My plan to avoid the storm by driving north ran into the obvious problem that the storm was moving south. I met it. It was spectacular with high winds, driving rain and lightning, but it was nothing compared to what it had been. My main problem was to drive slowly enough to be able to stop within my visibility, without ending up with even less visibility because I was in the spray from the trucks barrelling along. Just as I was thinking I might have to pull over and let it pass, the skies cleared. Then it proved that the highway information line was more accurate than the gentleman at the Welcome Center, though the delay was just over one hour, not "several".

I didn't see any rubberneckers, but I can understand how the idea might get into circulation. We processed at 3-6 miles per hour past the devastated community of Moore. Highway I-35 runs right through it. Before we came upon the tornado damage, there was the poignant sight of signs advertising the town's attractions. While standing still alongside damaged housing, I took a snapshot. It wasn't why I was there. Indeed I had told the guy at the Welcome Center, while expressing my sympathy for his fellow-Oklahomans that had suffered, that I would rather take another route than cause any delays to the work being done. Still, I guess a passing "first responder" might have seen me do it and thought that was why I came.

I tuned into a local radio station and was mightily impressed. It was broadcasting appeals from the Red Cross and the Salvation Army, reporting on the aid that was already being supplied. One local church had set up a restaurant that was capable of serving 3,000 sit-down meals to affected families tonight and had laid on flat screen TVs for them to watch after their meal. The representative who called in to invite people over told us the name of a company in Arkansas that was donating food and sending it in its own trucks to make this all possible. I wish I could remember the name.

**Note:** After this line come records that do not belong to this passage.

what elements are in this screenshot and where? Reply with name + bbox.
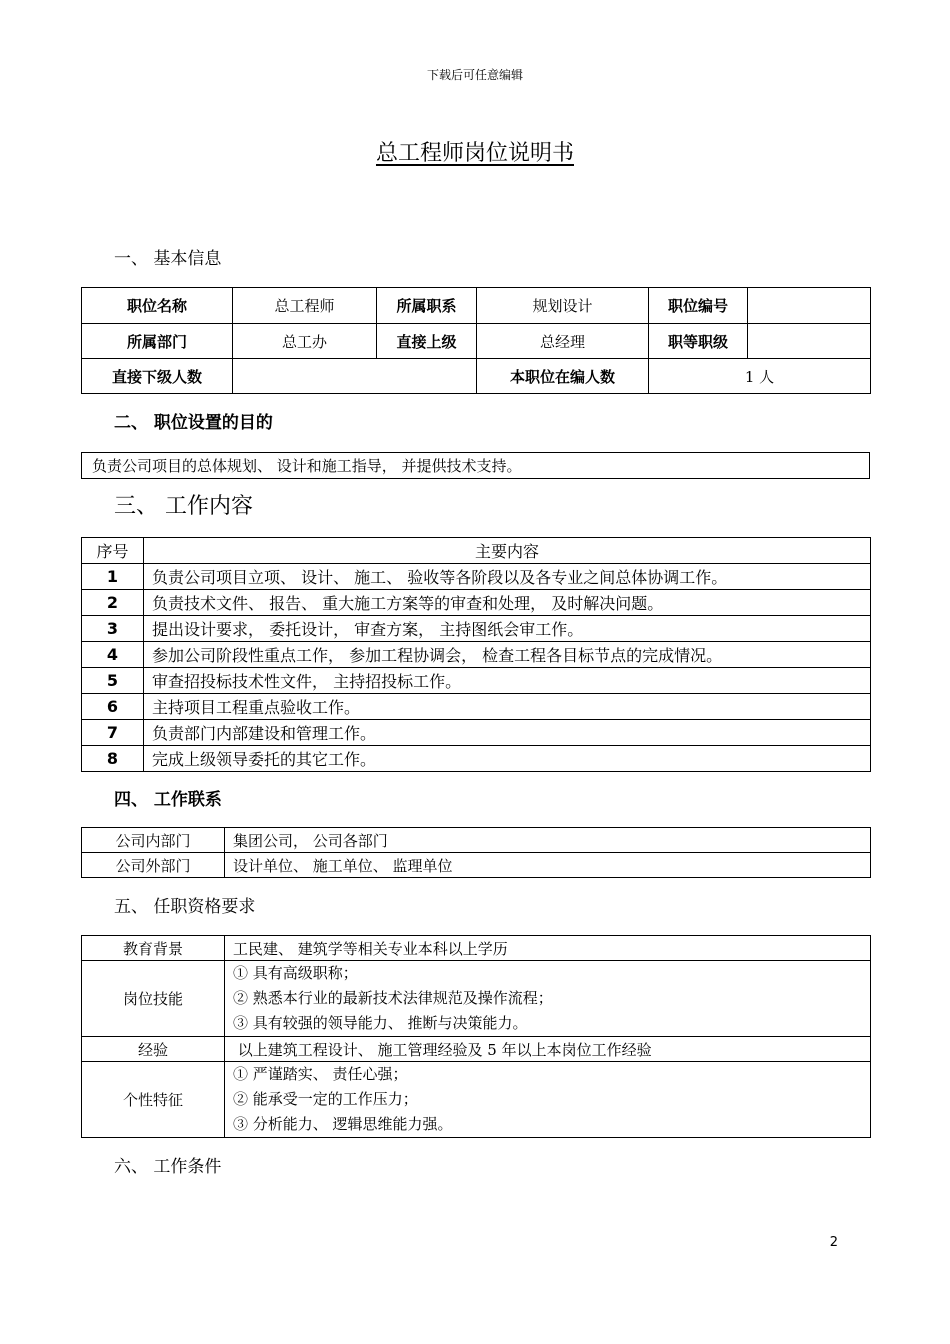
- contacts-table: [81, 827, 871, 878]
- section-heading-purpose: 二、 职位设置的目的: [114, 413, 273, 433]
- label-headcount: 本职位在编人数: [477, 359, 649, 394]
- value-experience: 以上建筑工程设计、 施工管理经验及 5 年以上本岗位工作经验: [225, 1037, 871, 1062]
- work-content-table: [81, 537, 871, 772]
- row-no: 6: [82, 694, 144, 720]
- value-personality: [225, 1062, 871, 1138]
- label-job-family: 所属职系: [377, 288, 477, 324]
- value-position-name: 总工程师: [233, 288, 377, 324]
- col-header-content: 主要内容: [144, 538, 871, 564]
- row-content: 主持项目工程重点验收工作。: [144, 694, 871, 720]
- qualifications-table: [81, 935, 871, 1138]
- value-department: 总工办: [233, 324, 377, 359]
- document-title: 总工程师岗位说明书: [375, 141, 574, 166]
- label-direct-superior: 直接上级: [377, 324, 477, 359]
- row-content: 负责公司项目立项、 设计、 施工、 验收等各阶段以及各专业之间总体协调工作。: [144, 564, 871, 590]
- skill-line: ② 熟悉本行业的最新技术法律规范及操作流程；: [233, 989, 553, 1007]
- label-position-code: 职位编号: [649, 288, 748, 324]
- basic-info-table: [81, 287, 871, 394]
- skill-line: ① 具有高级职称；: [233, 964, 358, 982]
- contact-value-internal: 集团公司， 公司各部门: [225, 828, 871, 853]
- contact-label-external: 公司外部门: [82, 853, 225, 878]
- header-note: 下载后可任意编辑: [426, 68, 523, 82]
- col-header-no: 序号: [82, 538, 144, 564]
- row-no: 1: [82, 564, 144, 590]
- row-content: 审查招投标技术性文件， 主持招投标工作。: [144, 668, 871, 694]
- section-heading-basic-info: 一、 基本信息: [114, 249, 222, 269]
- label-grade: 职等职级: [649, 324, 748, 359]
- row-content: 负责技术文件、 报告、 重大施工方案等的审查和处理， 及时解决问题。: [144, 590, 871, 616]
- skill-line: ③ 具有较强的领导能力、 推断与决策能力。: [233, 1014, 528, 1032]
- value-subordinates: [233, 359, 477, 394]
- section-heading-work-conditions: 六、 工作条件: [114, 1157, 222, 1177]
- value-skills: [225, 961, 871, 1037]
- row-no: 5: [82, 668, 144, 694]
- label-subordinates: 直接下级人数: [82, 359, 233, 394]
- label-position-name: 职位名称: [82, 288, 233, 324]
- row-no: 3: [82, 616, 144, 642]
- label-department: 所属部门: [82, 324, 233, 359]
- label-personality: 个性特征: [82, 1062, 225, 1138]
- page-number: 2: [829, 1235, 838, 1250]
- row-no: 7: [82, 720, 144, 746]
- personality-line: ③ 分析能力、 逻辑思维能力强。: [233, 1115, 453, 1133]
- value-direct-superior: 总经理: [477, 324, 649, 359]
- row-content: 完成上级领导委托的其它工作。: [144, 746, 871, 772]
- label-experience: 经验: [82, 1037, 225, 1062]
- contact-value-external: 设计单位、 施工单位、 监理单位: [225, 853, 871, 878]
- row-no: 4: [82, 642, 144, 668]
- label-skills: 岗位技能: [82, 961, 225, 1037]
- section-heading-qualifications: 五、 任职资格要求: [114, 897, 256, 917]
- row-no: 2: [82, 590, 144, 616]
- value-job-family: 规划设计: [477, 288, 649, 324]
- purpose-text: 负责公司项目的总体规划、 设计和施工指导， 并提供技术支持。: [82, 453, 870, 479]
- value-headcount: 1 人: [649, 359, 871, 394]
- value-education: 工民建、 建筑学等相关专业本科以上学历: [225, 936, 871, 961]
- contact-label-internal: 公司内部门: [82, 828, 225, 853]
- row-content: 提出设计要求， 委托设计， 审查方案， 主持图纸会审工作。: [144, 616, 871, 642]
- label-education: 教育背景: [82, 936, 225, 961]
- personality-line: ① 严谨踏实、 责任心强；: [233, 1065, 408, 1083]
- personality-line: ② 能承受一定的工作压力；: [233, 1090, 418, 1108]
- section-heading-work-content: 三、 工作内容: [114, 494, 253, 519]
- row-no: 8: [82, 746, 144, 772]
- row-content: 负责部门内部建设和管理工作。: [144, 720, 871, 746]
- value-grade: [748, 324, 871, 359]
- value-position-code: [748, 288, 871, 324]
- purpose-table: [81, 452, 870, 479]
- section-heading-contacts: 四、 工作联系: [114, 790, 222, 810]
- row-content: 参加公司阶段性重点工作， 参加工程协调会， 检查工程各目标节点的完成情况。: [144, 642, 871, 668]
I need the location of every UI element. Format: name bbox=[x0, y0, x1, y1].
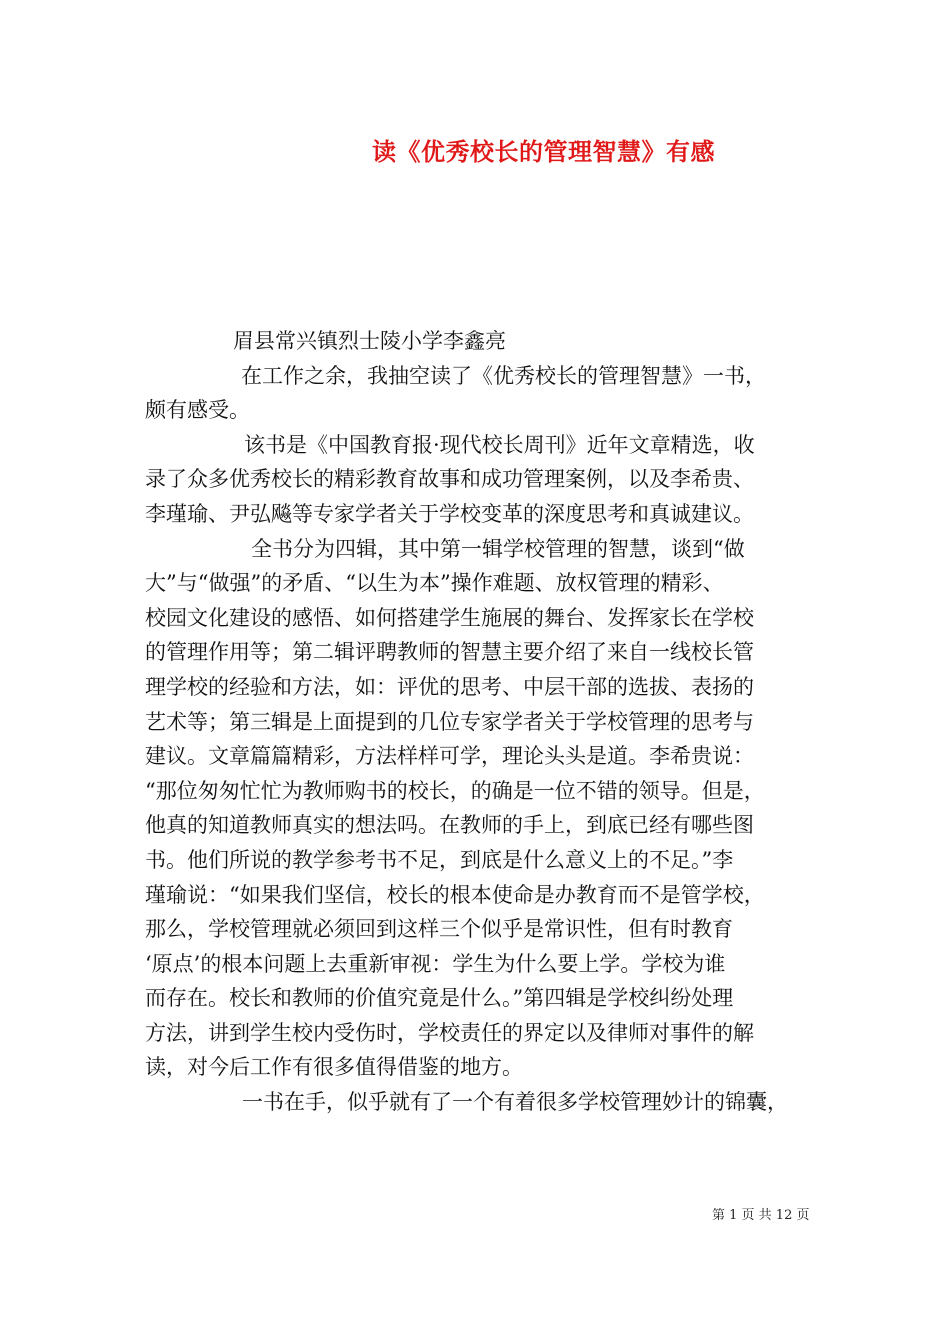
paragraph-line: 颇有感受。 bbox=[145, 398, 250, 423]
paragraph-line: 的管理作用等；第二辑评聘教师的智慧主要介绍了来自一线校长管 bbox=[145, 640, 754, 665]
paragraph-line: 他真的知道教师真实的想法吗。在教师的手上，到底已经有哪些图 bbox=[145, 813, 754, 838]
paragraph-line: 方法，讲到学生校内受伤时，学校责任的界定以及律师对事件的解 bbox=[145, 1020, 754, 1045]
paragraph-line: 读，对今后工作有很多值得借鉴的地方。 bbox=[145, 1055, 523, 1080]
paragraph-line: 校园文化建设的感悟、如何搭建学生施展的舞台、发挥家长在学校 bbox=[145, 605, 754, 630]
page-number-footer: 第 1 页 共 12 页 bbox=[712, 1208, 810, 1223]
paragraph-line: 一书在手，似乎就有了一个有着很多学校管理妙计的锦囊， bbox=[242, 1090, 788, 1115]
paragraph-line: 而存在。校长和教师的价值究竟是什么。”第四辑是学校纠纷处理 bbox=[145, 986, 734, 1011]
paragraph-line: 理学校的经验和方法，如：评优的思考、中层干部的选拔、表扬的 bbox=[145, 674, 754, 699]
paragraph-line: 建议。文章篇篇精彩，方法样样可学，理论头头是道。李希贵说： bbox=[145, 744, 754, 769]
paragraph-line: 书。他们所说的教学参考书不足，到底是什么意义上的不足。”李 bbox=[145, 847, 734, 872]
paragraph-line: 李瑾瑜、尹弘飚等专家学者关于学校变革的深度思考和真诚建议。 bbox=[145, 501, 754, 526]
paragraph-line: 该书是《中国教育报·现代校长周刊》近年文章精选，收 bbox=[244, 432, 755, 457]
page-title: 读《优秀校长的管理智慧》有感 bbox=[372, 137, 715, 166]
paragraph-line: 在工作之余，我抽空读了《优秀校长的管理智慧》一书， bbox=[241, 363, 766, 388]
paragraph-line: “那位匆匆忙忙为教师购书的校长，的确是一位不错的领导。但是， bbox=[145, 778, 765, 803]
paragraph-line: 瑾瑜说：“如果我们坚信，校长的根本使命是办教育而不是管学校， bbox=[145, 882, 765, 907]
paragraph-line: 录了众多优秀校长的精彩教育故事和成功管理案例，以及李希贵、 bbox=[145, 467, 754, 492]
paragraph-line: 大”与“做强”的矛盾、“以生为本”操作难题、放权管理的精彩、 bbox=[145, 571, 724, 596]
paragraph-line: 那么，学校管理就必须回到这样三个似乎是常识性，但有时教育 bbox=[145, 917, 733, 942]
document-body bbox=[145, 324, 813, 1120]
author-line: 眉县常兴镇烈士陵小学李鑫亮 bbox=[233, 329, 506, 353]
paragraph-line: 全书分为四辑，其中第一辑学校管理的智慧，谈到“做 bbox=[251, 536, 745, 561]
paragraph-line: 艺术等；第三辑是上面提到的几位专家学者关于学校管理的思考与 bbox=[145, 709, 754, 734]
paragraph-line: ‘原点’的根本问题上去重新审视：学生为什么要上学。学校为谁 bbox=[145, 951, 726, 976]
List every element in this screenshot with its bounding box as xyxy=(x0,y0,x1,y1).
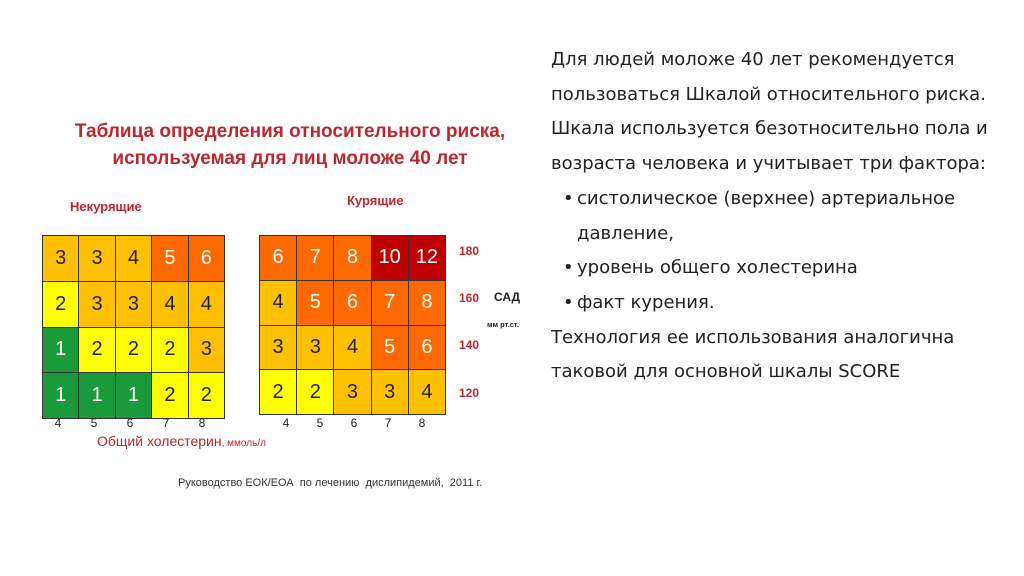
paragraph-1: Для людей моложе 40 лет рекомендуется пользоваться Шкалой относительного риска. xyxy=(551,49,986,105)
nonsmokers-risk-cell: 2 xyxy=(43,282,78,327)
cholesterol-tick-label: 8 xyxy=(198,416,206,430)
x-axis-label: Общий холестерин, ммоль/л xyxy=(97,433,266,449)
sbp-value-140: 140 xyxy=(459,338,480,352)
nonsmokers-risk-cell: 3 xyxy=(79,282,114,327)
smokers-risk-cell: 4 xyxy=(409,370,445,414)
description-text xyxy=(551,43,1021,390)
bullet-item: • уровень общего холестерина xyxy=(563,257,858,279)
nonsmokers-risk-cell: 4 xyxy=(189,282,224,327)
paragraph-3: Технология ее использования аналогична таковой для основной шкалы SCORE xyxy=(551,326,955,383)
nonsmokers-risk-cell: 1 xyxy=(116,373,151,418)
smokers-risk-cell: 3 xyxy=(297,326,333,370)
cholesterol-tick-label: 5 xyxy=(90,416,98,430)
nonsmokers-risk-cell: 1 xyxy=(43,373,78,418)
nonsmokers-risk-cell: 6 xyxy=(189,236,224,281)
smokers-risk-cell: 6 xyxy=(334,281,370,325)
nonsmokers-risk-cell: 2 xyxy=(79,328,114,373)
nonsmokers-risk-cell: 5 xyxy=(152,236,187,281)
sbp-label: САД xyxy=(494,290,521,304)
smokers-risk-cell: 7 xyxy=(297,236,333,280)
cholesterol-tick-label: 5 xyxy=(316,416,324,430)
smokers-risk-cell: 3 xyxy=(334,370,370,414)
sbp-unit: мм рт.ст. xyxy=(487,320,520,329)
smokers-risk-cell: 2 xyxy=(260,370,296,414)
smokers-risk-cell: 5 xyxy=(297,281,333,325)
cholesterol-tick-label: 6 xyxy=(126,416,134,430)
smokers-risk-cell: 3 xyxy=(260,326,296,370)
smokers-label: Курящие xyxy=(347,193,404,208)
smokers-risk-cell: 8 xyxy=(409,281,445,325)
nonsmokers-risk-cell: 1 xyxy=(43,328,78,373)
smokers-risk-cell: 7 xyxy=(372,281,408,325)
smokers-risk-cell: 2 xyxy=(297,370,333,414)
cholesterol-tick-label: 7 xyxy=(162,416,170,430)
cholesterol-tick-label: 6 xyxy=(350,416,358,430)
smokers-risk-cell: 5 xyxy=(372,326,408,370)
smokers-risk-cell: 3 xyxy=(372,370,408,414)
smokers-risk-cell: 4 xyxy=(260,281,296,325)
smokers-risk-grid xyxy=(259,235,446,415)
nonsmokers-risk-cell: 2 xyxy=(152,373,187,418)
nonsmokers-risk-grid xyxy=(42,235,225,419)
bullet-item: • систолическое (верхнее) артериальное давление, xyxy=(563,187,956,244)
cholesterol-tick-label: 4 xyxy=(54,416,62,430)
nonsmokers-risk-cell: 2 xyxy=(116,328,151,373)
smokers-risk-cell: 6 xyxy=(409,326,445,370)
cholesterol-tick-label: 4 xyxy=(282,416,290,430)
nonsmokers-risk-cell: 3 xyxy=(116,282,151,327)
bullet-item: • факт курения. xyxy=(563,291,715,313)
sbp-value-120: 120 xyxy=(459,386,480,400)
figure-title: Таблица определения относительного риска, используемая для лиц моложе 40 лет xyxy=(74,121,506,169)
nonsmokers-risk-cell: 1 xyxy=(79,373,114,418)
smokers-risk-cell: 10 xyxy=(372,236,408,280)
smokers-risk-cell: 8 xyxy=(334,236,370,280)
figure-source: Руководство ЕОК/ЕОА по лечению дислипидемий, 2011 г. xyxy=(178,477,483,489)
sbp-value-160: 160 xyxy=(459,291,480,305)
nonsmokers-risk-cell: 3 xyxy=(43,236,78,281)
nonsmokers-risk-cell: 2 xyxy=(152,328,187,373)
nonsmokers-risk-cell: 3 xyxy=(189,328,224,373)
cholesterol-tick-label: 8 xyxy=(418,416,426,430)
paragraph-2: Шкала используется безотносительно пола и возраста человека и учитывает три фактора: xyxy=(551,118,988,175)
sbp-value-180: 180 xyxy=(459,244,480,258)
cholesterol-ticks-smokers xyxy=(0,416,460,432)
nonsmokers-risk-cell: 2 xyxy=(189,373,224,418)
smokers-risk-cell: 12 xyxy=(409,236,445,280)
nonsmokers-label: Некурящие xyxy=(70,199,142,214)
nonsmokers-risk-cell: 3 xyxy=(79,236,114,281)
nonsmokers-risk-cell: 4 xyxy=(152,282,187,327)
smokers-risk-cell: 4 xyxy=(334,326,370,370)
cholesterol-tick-label: 7 xyxy=(384,416,392,430)
smokers-risk-cell: 6 xyxy=(260,236,296,280)
nonsmokers-risk-cell: 4 xyxy=(116,236,151,281)
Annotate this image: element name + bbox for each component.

Local farmers called in to offer pasture for horses and cattle displaced by the tornado. Others offered to house domestic animals. Call after call came in from people offering to assist the victims one way or another. Local schools and the local university student union were organising collections of donated food, clothes and other necessaries. The announcer was reporting an incredible response to the appeals for donations. Meanwhile, the state and federal employees were doing their jobs in clearing the roads, policing the situation and so on. 

Americans are an impressive bunch when situations like this arise. I was in tears to hear of selfless act after selfless act. This is what David Cameron vainly hopes for when he speaks of "the Big Society." It's a concept that's lost in Britain - along with the churches and other private institutions that have been driven out by the all-powerful social democratic state with its ersatz "caring". Partly to prove myself wrong, I have made an online donation to American Red Cross Disaster Relief and I hope you will consider doing so too.

When the road cleared, it was already too late for my museum visit so I headed straight for the hotel I had booked. Not that I am complaining. Compared to the people of Moore, I have no problems at all and was feeling blessed tonight as I set out to find something to eat. Now I am feeling blessed and jolly, although I had to drive to my restaurant so only drank iced tea. I had hearty fare in a quirky local cafe, waited on by a lady who could not get enough of my accent.

To crown the evening, two young men from Texas were arriving as I left and dispelled the cold impression left by my Arlington B&B. They were interested in Speranza and my trip. They asked me about my route and wished me all the best. As two of my favourite clients in my career were from Texas, I knew yesterday's impression was wrong. It was good to have it put straight though. Darn straight, as you might say.